The Free Syrian Army (FSA) admitted on Monday that jihadists acted on their own to attack a key military base in northern Syria. Along with the emergence of  Al Qaeda, jihadists have taken a leading role in helping the FSA finally take the upper hand in the ongoing civil war.

The capture by the Al-Nusra Front and allied jihadist groups of the base at Sheikh Suleiman dealt a significant blow to Assad's regime as it had been the last major military base west of the city of Aleppo still under army control, but it also undercut the military influence of the mainstream rebel FSA.

The Al-Nusra Front has said it wants to replace Syrian President Bashar Assad and rule an Islamic state, which presumably would include a demand that Israel surrender the strategic Golan Heights.

An AFP journalist who covered the clashes around the Sheikh Suleiman base said many fighters were from other Arab countries and Central Asia.

"We control the whole base, all the zone is under our control. The whole region west of Aleppo up to the Turkish border has now been liberated. But no chemical weapons were found, or anti-aircraft missiles," said a rebel chief, Abu Jalal.

The latest violence came two days ahead of a Friends of Syria nations meeting in Marrakesh, bringing together countries which support the anti-Assad revolt.

The London Independent said on Tuesday that Britain and other key international players are actively drawing up plans to train Syrian rebel fighters and back them with air and naval support.

General David Richards, the head of Britain's armed forces, held talks recently in London with military leaders from France, Turkey, Jordan, Qatar, the UAE, and a US general, according to a report on the newspaper's website. During the meeting, which was organized at the request of Prime Minister David Cameron, the military chiefs are believed to have held detailed strategic discussions about how to help rebels.

Britain, France and the US have pledged not to put "boots on the ground" to help the rebels, meaning Turkey would most likely host the training camps. Britain's Ministry of Defence would not confirm the report.

The possibility of the Syrian side of the Golan Heights border with Israel being manned by jihadists in a post-Assad era has not been ignored by the United States.

The United States will declare the Al-Nusra Front, a jihadist group battling to overthrow Syria's President Bashar Assad, a "foreign terrorist organization," according to documents.

The State Department has not formally announced the move to blacklist the group, but posted the declaration in the Federal Register, in a document that described the Al-Nusra Front as an alias of Al-Qaeda in Iraq.
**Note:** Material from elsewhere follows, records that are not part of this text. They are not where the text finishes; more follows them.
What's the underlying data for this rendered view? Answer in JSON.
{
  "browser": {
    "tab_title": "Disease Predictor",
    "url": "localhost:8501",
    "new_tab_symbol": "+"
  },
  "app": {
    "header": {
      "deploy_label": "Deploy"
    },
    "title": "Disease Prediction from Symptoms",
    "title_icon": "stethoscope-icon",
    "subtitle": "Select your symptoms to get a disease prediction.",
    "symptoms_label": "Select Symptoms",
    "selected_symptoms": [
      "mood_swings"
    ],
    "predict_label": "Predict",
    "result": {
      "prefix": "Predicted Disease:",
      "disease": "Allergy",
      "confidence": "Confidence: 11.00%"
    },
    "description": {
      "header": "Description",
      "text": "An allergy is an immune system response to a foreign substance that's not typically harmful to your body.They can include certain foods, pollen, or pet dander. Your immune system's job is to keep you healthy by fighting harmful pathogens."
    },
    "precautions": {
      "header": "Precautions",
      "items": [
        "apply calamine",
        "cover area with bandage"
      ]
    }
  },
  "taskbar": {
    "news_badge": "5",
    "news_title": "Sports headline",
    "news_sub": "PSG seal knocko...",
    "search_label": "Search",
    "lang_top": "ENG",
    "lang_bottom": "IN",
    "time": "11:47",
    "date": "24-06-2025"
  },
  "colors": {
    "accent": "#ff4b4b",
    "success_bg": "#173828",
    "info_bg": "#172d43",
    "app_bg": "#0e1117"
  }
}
The Al-Nusra Front is one of the most effective of several armed groups fighting to overthrow the Syrian regime, raising concerns in the West that hardline Islamists are hijacking the 21-month-old revolt, AFP reported.

The group has claimed responsibility for recent suicide bombings that killed scores of people, and has said it hopes to replace the Assad family's four-decade-old dictatorship with a strict Islamic state.

Declaring the Al-Nusra Front a terrorist group would entail freezing its assets and banning Americans from any transactions with the group, which could complicate efforts to provide aid to Syria's fragmented rebellion.